«Последние новости». 1936–1940 (Адамович) - страница 237

Ощупью

Есть в «Одноэтажной Америке» Ильфа и Петрова — книжке занимательной, хоть местами и нелепой, — одно удивительное замечание.

Авторы проводят параллель между человеком западным и человеком советским. Им только что пришлось побеседовать с каким-то дельцом, чуть ли не с самим Фордом, — и вот они иронически пишут о той «неуверенности», которая в американце чувствуется. Никто на западе не знает, что будет даже в самое ближайшее время. Люди бредут как в потемках. То ли дело в России!

— Мы твердо знаем и можем рассказать, что будет через пятьдесят лет…

Ильф, недавно скончавшийся, был, говорят, неглупым человеком. Петров, брат Катаева, тоже как будто не дурак. Надо полагать, что внутренне, про себя, они отнесли процитированную фразу к той «юмористике», которая была их специальностью. Иначе и трудно ее воспринять. Но трудно — здесь. В советской России, наоборот, вряд ли кто-нибудь улыбнулся, прочтя ее: если и там, надо полагать, мало кто всерьез верит в возможность безошибочных «прогнозов» на полвека вперед, то к утверждениям таким привыкли все давно. На то ведь и дано нашим соотечественникам «могучее теоретическое оружие Маркса-Энгельса-Ленина-Сталина», чтобы знать и понимать все, что было, и все, что будет.

Сейчас в советской литературе царит идейное смятение. Но возникло оно не в результате каких-либо пробившихся наружу сомнений во всеобъемлющей силе казенной мудрости, не из-за того хотя бы, что «диамат» дал трещину, — а по причинам общим, политическим. Возникло оно потому, что между «ленинизмом» и «сталинизмом» разверзлась всем уже очевидная пропасть — очевидная, но официально отрицаемая. Из факта ее существования надо сделать выводы, но в то же время выводов этих сделать нельзя. О недавнем прошлом предлагается на словах помнить, но на деле забыть. Ленина рекомендуется читать, но лучше всего — по методу гоголевского Петрушки. У писателей с революцией образовались отношения, близкие к «nes sine te, nec tecum» древнего поэта. Им, в сущности, не о чем писать, кроме как о различных подвигах разных новых героев: одни темы уже не разрешены, другие — еще не разрешены.
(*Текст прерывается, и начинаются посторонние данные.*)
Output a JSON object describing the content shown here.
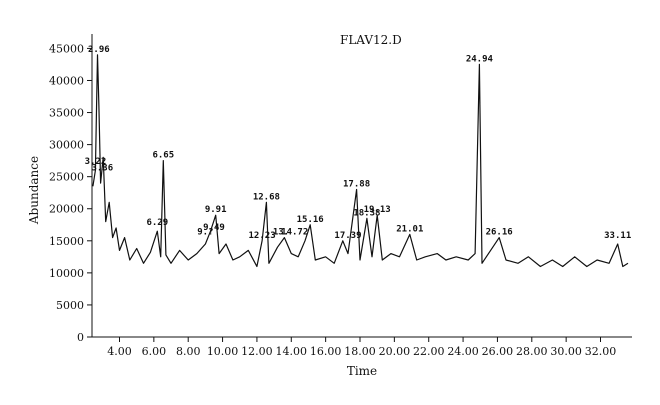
{
  "chart_data": {
    "type": "line",
    "title": "FLAV12.D",
    "xlabel": "Time",
    "ylabel": "Abundance",
    "xlim": [
      2.4,
      33.6
    ],
    "ylim": [
      0,
      46000
    ],
    "x_ticks": [
      "4.00",
      "6.00",
      "8.00",
      "10.00",
      "12.00",
      "14.00",
      "16.00",
      "18.00",
      "20.00",
      "22.00",
      "24.00",
      "26.00",
      "28.00",
      "30.00",
      "32.00"
    ],
    "y_ticks": [
      "0",
      "5000",
      "10000",
      "15000",
      "20000",
      "25000",
      "30000",
      "35000",
      "40000",
      "45000"
    ],
    "grid": false,
    "series": [
      {
        "values": [
          [
            2.45,
            23500
          ],
          [
            2.6,
            26000
          ],
          [
            2.72,
            44000
          ],
          [
            2.8,
            36000
          ],
          [
            2.9,
            24000
          ],
          [
            3.05,
            28000
          ],
          [
            3.2,
            18000
          ],
          [
            3.4,
            21000
          ],
          [
            3.6,
            15500
          ],
          [
            3.8,
            17000
          ],
          [
            4.0,
            13500
          ],
          [
            4.3,
            15500
          ],
          [
            4.6,
            12000
          ],
          [
            5.0,
            13800
          ],
          [
            5.4,
            11500
          ],
          [
            5.8,
            13200
          ],
          [
            6.2,
            16500
          ],
          [
            6.4,
            12500
          ],
          [
            6.55,
            27500
          ],
          [
            6.7,
            12800
          ],
          [
            7.0,
            11500
          ],
          [
            7.5,
            13500
          ],
          [
            8.0,
            12000
          ],
          [
            8.5,
            13000
          ],
          [
            9.0,
            14500
          ],
          [
            9.3,
            16500
          ],
          [
            9.6,
            19000
          ],
          [
            9.8,
            13000
          ],
          [
            10.2,
            14500
          ],
          [
            10.6,
            12000
          ],
          [
            11.0,
            12500
          ],
          [
            11.5,
            13500
          ],
          [
            12.0,
            11000
          ],
          [
            12.3,
            15000
          ],
          [
            12.55,
            21000
          ],
          [
            12.7,
            11500
          ],
          [
            13.2,
            14000
          ],
          [
            13.6,
            15500
          ],
          [
            14.0,
            13000
          ],
          [
            14.4,
            12500
          ],
          [
            14.8,
            15000
          ],
          [
            15.1,
            17500
          ],
          [
            15.4,
            12000
          ],
          [
            16.0,
            12500
          ],
          [
            16.5,
            11500
          ],
          [
            17.0,
            15000
          ],
          [
            17.3,
            13000
          ],
          [
            17.8,
            23000
          ],
          [
            18.0,
            12000
          ],
          [
            18.4,
            18500
          ],
          [
            18.7,
            12500
          ],
          [
            19.0,
            19000
          ],
          [
            19.3,
            12000
          ],
          [
            19.8,
            13000
          ],
          [
            20.3,
            12500
          ],
          [
            20.9,
            16000
          ],
          [
            21.3,
            12000
          ],
          [
            21.8,
            12500
          ],
          [
            22.5,
            13000
          ],
          [
            23.0,
            12000
          ],
          [
            23.6,
            12500
          ],
          [
            24.3,
            12000
          ],
          [
            24.7,
            13000
          ],
          [
            24.95,
            42500
          ],
          [
            25.1,
            11500
          ],
          [
            25.6,
            13500
          ],
          [
            26.1,
            15500
          ],
          [
            26.5,
            12000
          ],
          [
            27.2,
            11500
          ],
          [
            27.8,
            12500
          ],
          [
            28.5,
            11000
          ],
          [
            29.2,
            12000
          ],
          [
            29.8,
            11000
          ],
          [
            30.5,
            12500
          ],
          [
            31.2,
            11000
          ],
          [
            31.8,
            12000
          ],
          [
            32.5,
            11500
          ],
          [
            33.0,
            14500
          ],
          [
            33.3,
            11000
          ],
          [
            33.6,
            11500
          ]
        ]
      }
    ],
    "peak_labels": [
      {
        "x": 2.8,
        "y": 44000,
        "text": "2.96"
      },
      {
        "x": 2.6,
        "y": 26500,
        "text": "3.22"
      },
      {
        "x": 3.0,
        "y": 25500,
        "text": "3.36"
      },
      {
        "x": 6.55,
        "y": 27500,
        "text": "6.65"
      },
      {
        "x": 6.2,
        "y": 17000,
        "text": "6.29"
      },
      {
        "x": 9.6,
        "y": 19000,
        "text": "9.91"
      },
      {
        "x": 9.5,
        "y": 16200,
        "text": "9.49"
      },
      {
        "x": 9.0,
        "y": 15500,
        "text": "9.?"
      },
      {
        "x": 12.3,
        "y": 15000,
        "text": "12.23"
      },
      {
        "x": 12.55,
        "y": 21000,
        "text": "12.68"
      },
      {
        "x": 13.4,
        "y": 15500,
        "text": "13."
      },
      {
        "x": 14.2,
        "y": 15500,
        "text": "14.72"
      },
      {
        "x": 15.1,
        "y": 17500,
        "text": "15.16"
      },
      {
        "x": 17.3,
        "y": 15000,
        "text": "17.39"
      },
      {
        "x": 17.8,
        "y": 23000,
        "text": "17.88"
      },
      {
        "x": 18.4,
        "y": 18500,
        "text": "18.38"
      },
      {
        "x": 19.0,
        "y": 19000,
        "text": "19.13"
      },
      {
        "x": 20.9,
        "y": 16000,
        "text": "21.01"
      },
      {
        "x": 24.95,
        "y": 42500,
        "text": "24.94"
      },
      {
        "x": 26.1,
        "y": 15500,
        "text": "26.16"
      },
      {
        "x": 33.0,
        "y": 15000,
        "text": "33.11"
      }
    ]
  }
}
Но человек не в силах перестать думать. Окончательно убить в России мысль не удалось, хотя уже кто-кто, а Сталин на этом «фронте» проявил усердие поистине необыкновенное. Если когда-нибудь будет написана история советской литературы, ценнее и важнее всего в ней было бы проследить то, каких усилий, каких ухищрений стоило мысли остаться живой. Сейчас, сказать правду, светится лишь слабый, тусклый огонек ее, — но все-таки светится… Нет, я не идеализирую советской литературы, утверждая это, не приписываю московским беллетристам свойств, которых у них нет, не впадаю в сентиментальное умиление перед их воображаемыми муками. Сейчас московская печать уже не на три четверти, а на девяносто девять сотых в руках людей, не внушающих ни сердечного сочувствия, ни умственного интереса. Но вот перелистываешь советский журнал — и нет-нет, да и мелькнет рассказ, стихотворение, иногда только два-три слова, свидетельствующие, что даже и в этом почти безвоздушном пространстве мысль еще не совсем задохнулась. Герои — героями. Отличное дело — перелететь через полюс. Хорошо и поставить какой-нибудь мировой рекорд. Но литературу нельзя все-таки «целиком и полностью», как говорят теперь в России, убаюкать этими триумфами, подлинными или мнимыми, — а изредка она спрашивает, оглядываясь вокруг: революция кончилась, началась «красивая жизнь», — но что такое жизнь и что такое смерть? В особенности — смерть.